Antigen tests priced at €1 likely to proceed despite Nphet reservations

A Government subsidy will lead to charges per antigen test as low as €1 to €2, with the kits being widely available in pharmacies and supermarkets.
Antigen tests priced at €1 likely to proceed despite Nphet reservations

The Government is likely to proceed with subsidising antigen tests despite the strong reservations of the National Public Health Emergency Team (Nphet) to widespread use of the rapid Covid test.

Minister for Foreign Affairs Simon Coveney said on Sunday that he “strongly suspects” the Cabinet will decide at its meeting on Tuesday to make the test more affordable to people.

“Are we going to use it more widely? Of course we will. Are we going to make it more affordable, I strongly suspect we will,” he told RTÉ’s The Week in Politics.

It is likely that the move will lead to charges per antigen test as low as €1 to €2, with the kits widely available in pharmacies and supermarkets.

Mr Coveney also told the programme that future lockdowns were not inevitable, but the Government would have to take cognisance of future health advice.

The chief medical officer Dr Tony Holohan and Nphet’s head of forecasting Professor Philip Nolan have both expressed doubts over subsidising antigen testing.

They are concerned the tests will not be used properly by people, who will get false reassurances over their Covid status.

According to The Irish Times, Dr Holohan wrote to the Minister for Health, Stephen Donnelly, on Wednesday warning the Government would be wrong to go ahead with plans to subsidise the tests.

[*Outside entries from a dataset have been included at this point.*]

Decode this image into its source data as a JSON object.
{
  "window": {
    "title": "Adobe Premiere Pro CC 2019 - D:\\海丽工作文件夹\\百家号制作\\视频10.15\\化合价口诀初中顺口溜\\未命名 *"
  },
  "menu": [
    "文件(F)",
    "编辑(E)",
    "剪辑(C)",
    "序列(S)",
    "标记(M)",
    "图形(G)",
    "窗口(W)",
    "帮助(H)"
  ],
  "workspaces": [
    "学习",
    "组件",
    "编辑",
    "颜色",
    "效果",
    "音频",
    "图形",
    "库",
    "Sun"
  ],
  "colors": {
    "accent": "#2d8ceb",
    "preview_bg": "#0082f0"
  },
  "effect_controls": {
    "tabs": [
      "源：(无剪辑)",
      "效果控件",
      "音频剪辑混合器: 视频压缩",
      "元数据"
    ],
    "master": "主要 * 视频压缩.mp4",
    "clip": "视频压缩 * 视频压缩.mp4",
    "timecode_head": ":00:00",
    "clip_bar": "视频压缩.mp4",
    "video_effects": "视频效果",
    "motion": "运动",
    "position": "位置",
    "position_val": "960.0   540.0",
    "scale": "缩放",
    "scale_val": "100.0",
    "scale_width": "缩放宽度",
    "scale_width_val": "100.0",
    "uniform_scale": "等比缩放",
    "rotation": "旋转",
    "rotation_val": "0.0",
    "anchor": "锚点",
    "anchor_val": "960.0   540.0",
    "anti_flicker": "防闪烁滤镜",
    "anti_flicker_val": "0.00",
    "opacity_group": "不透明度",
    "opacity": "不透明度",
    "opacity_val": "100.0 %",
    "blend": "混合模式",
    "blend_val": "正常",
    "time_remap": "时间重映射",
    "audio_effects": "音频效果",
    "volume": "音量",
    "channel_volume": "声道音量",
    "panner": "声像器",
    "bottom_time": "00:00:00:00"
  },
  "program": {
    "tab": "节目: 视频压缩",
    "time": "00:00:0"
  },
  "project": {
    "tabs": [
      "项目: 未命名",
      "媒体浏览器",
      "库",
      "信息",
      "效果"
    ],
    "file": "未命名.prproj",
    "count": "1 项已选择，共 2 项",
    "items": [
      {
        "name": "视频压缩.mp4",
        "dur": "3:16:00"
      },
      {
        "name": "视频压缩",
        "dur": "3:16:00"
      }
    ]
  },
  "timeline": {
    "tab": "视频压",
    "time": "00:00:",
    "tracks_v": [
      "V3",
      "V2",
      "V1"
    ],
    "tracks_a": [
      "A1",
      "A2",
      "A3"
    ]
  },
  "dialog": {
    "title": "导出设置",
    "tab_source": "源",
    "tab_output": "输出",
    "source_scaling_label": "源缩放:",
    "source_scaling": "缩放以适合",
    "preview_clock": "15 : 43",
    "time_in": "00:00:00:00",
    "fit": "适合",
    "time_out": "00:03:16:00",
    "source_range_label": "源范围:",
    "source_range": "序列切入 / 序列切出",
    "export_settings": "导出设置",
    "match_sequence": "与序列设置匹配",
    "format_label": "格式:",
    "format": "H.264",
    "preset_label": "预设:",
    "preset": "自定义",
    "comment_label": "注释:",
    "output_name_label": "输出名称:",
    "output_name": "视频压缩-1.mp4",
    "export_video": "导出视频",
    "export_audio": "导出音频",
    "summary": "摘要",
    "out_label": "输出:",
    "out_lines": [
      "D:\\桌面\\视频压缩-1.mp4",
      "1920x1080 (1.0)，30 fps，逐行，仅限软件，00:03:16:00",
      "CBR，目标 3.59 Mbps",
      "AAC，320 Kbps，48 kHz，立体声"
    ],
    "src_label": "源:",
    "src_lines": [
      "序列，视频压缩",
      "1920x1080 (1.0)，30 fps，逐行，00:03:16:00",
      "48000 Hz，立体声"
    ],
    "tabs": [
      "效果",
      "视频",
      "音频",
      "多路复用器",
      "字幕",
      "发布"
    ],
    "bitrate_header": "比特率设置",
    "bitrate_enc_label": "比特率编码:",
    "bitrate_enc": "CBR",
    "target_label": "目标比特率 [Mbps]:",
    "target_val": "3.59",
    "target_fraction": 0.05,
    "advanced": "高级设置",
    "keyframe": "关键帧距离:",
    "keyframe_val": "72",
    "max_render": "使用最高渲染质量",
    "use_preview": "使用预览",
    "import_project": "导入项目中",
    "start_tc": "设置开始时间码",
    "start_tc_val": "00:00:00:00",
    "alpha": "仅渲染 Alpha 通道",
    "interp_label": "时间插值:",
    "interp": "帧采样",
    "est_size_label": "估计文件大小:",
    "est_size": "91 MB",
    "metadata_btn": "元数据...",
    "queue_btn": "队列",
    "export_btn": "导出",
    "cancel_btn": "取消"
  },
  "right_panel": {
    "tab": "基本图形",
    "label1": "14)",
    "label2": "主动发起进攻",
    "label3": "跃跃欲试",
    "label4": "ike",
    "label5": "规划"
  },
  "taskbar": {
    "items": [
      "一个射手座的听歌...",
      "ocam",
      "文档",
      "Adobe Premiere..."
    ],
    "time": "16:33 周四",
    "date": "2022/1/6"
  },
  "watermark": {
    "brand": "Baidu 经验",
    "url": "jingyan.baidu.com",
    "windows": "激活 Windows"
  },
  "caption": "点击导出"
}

In an interview with This Week on RTÉ, Prof Nolan said: “Our own data shows us that antigen tests are not being used well.

“So for instance, of people who use an antigen test in the past week or so, those who were symptomatic on a positive antigen test, less than a third went on to get the confirmatory PCR tests.

“We have legitimate concerns that we know the tests are not being used well. If you are an asymptomatic close contact to use the test, but if you are involved in higher risk activities not to use these tests if you have symptoms suggesting you have Covid-19. If you have symptoms you need a PCR test.”